The disLAB is led by University of Westminster Senior Lecturers Sandra Gaudenzi, Massimiliano Fusari and David Dunkley Gyimah. Together they combine industry experience with PhD academic rigour and teaching expertise on their course. They organise a monthly series of talks called disLABPresents to create a conversation between students, young media professionals and industry practitioners and to explore story forms and emerging convergence styles.
Hannah started her career at the BBC by completing the Journalism Trainee Scheme and is now publishing news videos for BBC News Online and social platforms. She explained that analytics show that videos have less than ten seconds to attract an audience.

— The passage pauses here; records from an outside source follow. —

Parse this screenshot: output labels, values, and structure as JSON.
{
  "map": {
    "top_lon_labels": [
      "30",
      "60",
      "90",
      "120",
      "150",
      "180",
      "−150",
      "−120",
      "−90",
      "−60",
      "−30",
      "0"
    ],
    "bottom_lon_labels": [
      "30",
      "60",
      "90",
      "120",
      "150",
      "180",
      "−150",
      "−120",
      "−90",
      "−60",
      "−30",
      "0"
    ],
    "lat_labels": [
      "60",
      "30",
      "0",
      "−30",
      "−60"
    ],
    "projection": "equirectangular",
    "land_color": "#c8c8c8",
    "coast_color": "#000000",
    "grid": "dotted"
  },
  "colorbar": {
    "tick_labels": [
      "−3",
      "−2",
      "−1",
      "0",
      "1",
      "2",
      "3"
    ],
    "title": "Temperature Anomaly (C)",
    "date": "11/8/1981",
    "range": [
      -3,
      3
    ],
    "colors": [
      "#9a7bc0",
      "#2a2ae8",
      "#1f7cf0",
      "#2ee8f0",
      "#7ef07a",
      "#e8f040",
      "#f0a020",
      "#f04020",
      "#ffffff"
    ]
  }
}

She advised the students to focus on the emotions of the video by cutting out the journalist and graphic visuals. She added that there are differences in the framing of interviews — the ones that work best are often framed direct to camera. Also the productions maximise the use of music and mandatory text for mobile watchers on-the-go.
Her normal day at the BBC includes browsing the net looking for stories that can be reworked and developed further. She has six hours until the video story has to be published on Facebook. Then it is reworked as a vertical video for mobile devices and other platforms where necessary.
The next disLABPresents on 27 March will feature Juliana Ruhfus, an award-winning journalist and senior reporter at Al Jazeera, and will discuss ‘How can we use digital games to deliver hard news?’